The FMF were challenging section 32 of the Labour Relations Act, which allows collective agreements reached in bargaining councils to be extended to employers in the same sector who are not party to the negotiations. They wanted the wording of the act changed to ensure that the labour minister ‘may’ extend agreements struck in councils, as opposed to ‘must’ as it is now in the Act.

Their argument was that the current system enables collusion between large business and labour, to the detriment of smaller companies, potential new entrants and the unemployed. Numsa, along with 47 collective bargaining councils, Cosatu and the SA Clothing and Textile Union, opposed the application. Numsa insists that collective bargaining is essential if unions are to improve workers’ wages and working conditions.

If the FMF had succeeded, collective bargaining agreements would become meaningless pieces of paper, which employers could treat as voluntary, and simply ignore them. Even those employers who signed would then be under pressure to renege on the agreements, as their competitors cut their labour costs below the rate agreed by the council. It would start a race to the bottom in wages.

Collective bargaining must not only be continued but must be extended to all workers, only 23% of whom are presently covered by collective bargaining agreements. 54% of all wage increases are simply imposed by employers without any negotiations.

The FMF want to increase this figure from 54% to 100% by effectively destroying all collective bargaining structures and leaving all workers at the mercy of employers.

They are backed by the Democratic Alliance, whose candidate for Mayor of Johannesburg, Herman Mashaba, launched the FMF case while still its Chairman.
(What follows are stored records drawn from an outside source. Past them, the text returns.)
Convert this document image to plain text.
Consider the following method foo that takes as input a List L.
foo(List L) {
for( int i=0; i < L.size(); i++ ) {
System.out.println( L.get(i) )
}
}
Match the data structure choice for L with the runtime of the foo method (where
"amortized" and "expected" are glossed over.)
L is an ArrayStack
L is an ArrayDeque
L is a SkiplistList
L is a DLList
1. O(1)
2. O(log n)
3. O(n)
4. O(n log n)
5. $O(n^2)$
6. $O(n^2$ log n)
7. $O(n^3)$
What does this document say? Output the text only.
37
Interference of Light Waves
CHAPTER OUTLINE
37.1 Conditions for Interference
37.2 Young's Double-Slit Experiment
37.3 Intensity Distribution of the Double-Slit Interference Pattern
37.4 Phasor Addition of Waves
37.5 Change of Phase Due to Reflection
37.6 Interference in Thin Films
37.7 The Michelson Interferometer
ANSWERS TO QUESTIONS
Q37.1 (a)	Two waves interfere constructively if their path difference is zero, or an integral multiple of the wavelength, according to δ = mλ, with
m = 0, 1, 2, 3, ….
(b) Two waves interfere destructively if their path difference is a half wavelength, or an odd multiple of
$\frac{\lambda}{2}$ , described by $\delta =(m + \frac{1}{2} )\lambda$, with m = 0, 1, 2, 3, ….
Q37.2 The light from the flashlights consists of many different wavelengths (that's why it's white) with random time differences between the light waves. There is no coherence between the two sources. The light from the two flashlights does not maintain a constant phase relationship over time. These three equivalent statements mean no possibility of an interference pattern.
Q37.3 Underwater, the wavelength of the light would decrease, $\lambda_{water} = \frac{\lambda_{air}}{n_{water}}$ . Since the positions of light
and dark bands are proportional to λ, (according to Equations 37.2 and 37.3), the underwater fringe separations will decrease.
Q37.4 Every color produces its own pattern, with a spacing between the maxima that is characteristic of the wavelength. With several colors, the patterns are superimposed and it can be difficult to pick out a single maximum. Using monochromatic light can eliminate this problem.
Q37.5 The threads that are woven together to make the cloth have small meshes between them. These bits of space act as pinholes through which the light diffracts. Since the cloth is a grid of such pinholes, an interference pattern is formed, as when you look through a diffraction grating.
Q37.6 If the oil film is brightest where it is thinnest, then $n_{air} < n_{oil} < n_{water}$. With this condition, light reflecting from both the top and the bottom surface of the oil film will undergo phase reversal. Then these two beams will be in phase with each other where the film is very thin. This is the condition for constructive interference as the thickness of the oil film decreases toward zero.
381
Numsa will do the same to defend the Metal Industry Bargaining Council against the National Employers’ Association of South Africa (NEASA), which is working very hard to destroy it.

While welcoming the court ruling however, workers should not drop their guard. The FMF are likely to appeal and will look for other weapons to intensify the bosses’ offensive against trade unions and workers’ living standards. Employers are hell-bent on weakening the unions and rolling back institutions like collective bargaining councils, which have at least partially enabled workers to resist their attacks.

Already over 70% of workers are not only not covered by collective bargaining; they are not even members of trade unions but are left to struggle on their own. Many employers ban unions in their workplaces and threaten to dismiss any who joins one despite their constitutional right to join.

They cynically exploit workers’ fear of being unable to find any alternative employment to bully them into submission. This bosses’ assault is a warning to workers that, as unions become more and more fragmented and consequently weaker, our class enemies have been quick to take advantage and gone on to the offensive.

That is why it is now so important and urgent for the implementation of the declaration of Workers Summit on 30 April 2016 to form a new independent, militant and democratic trade union federation to as quickly as possible.

The Summit also agreed that one of the new federation’s first tasks must be to organise the unorganised and vulnerable workers into the union movement, and to fight job losses and for decent living minimum wages for all workers.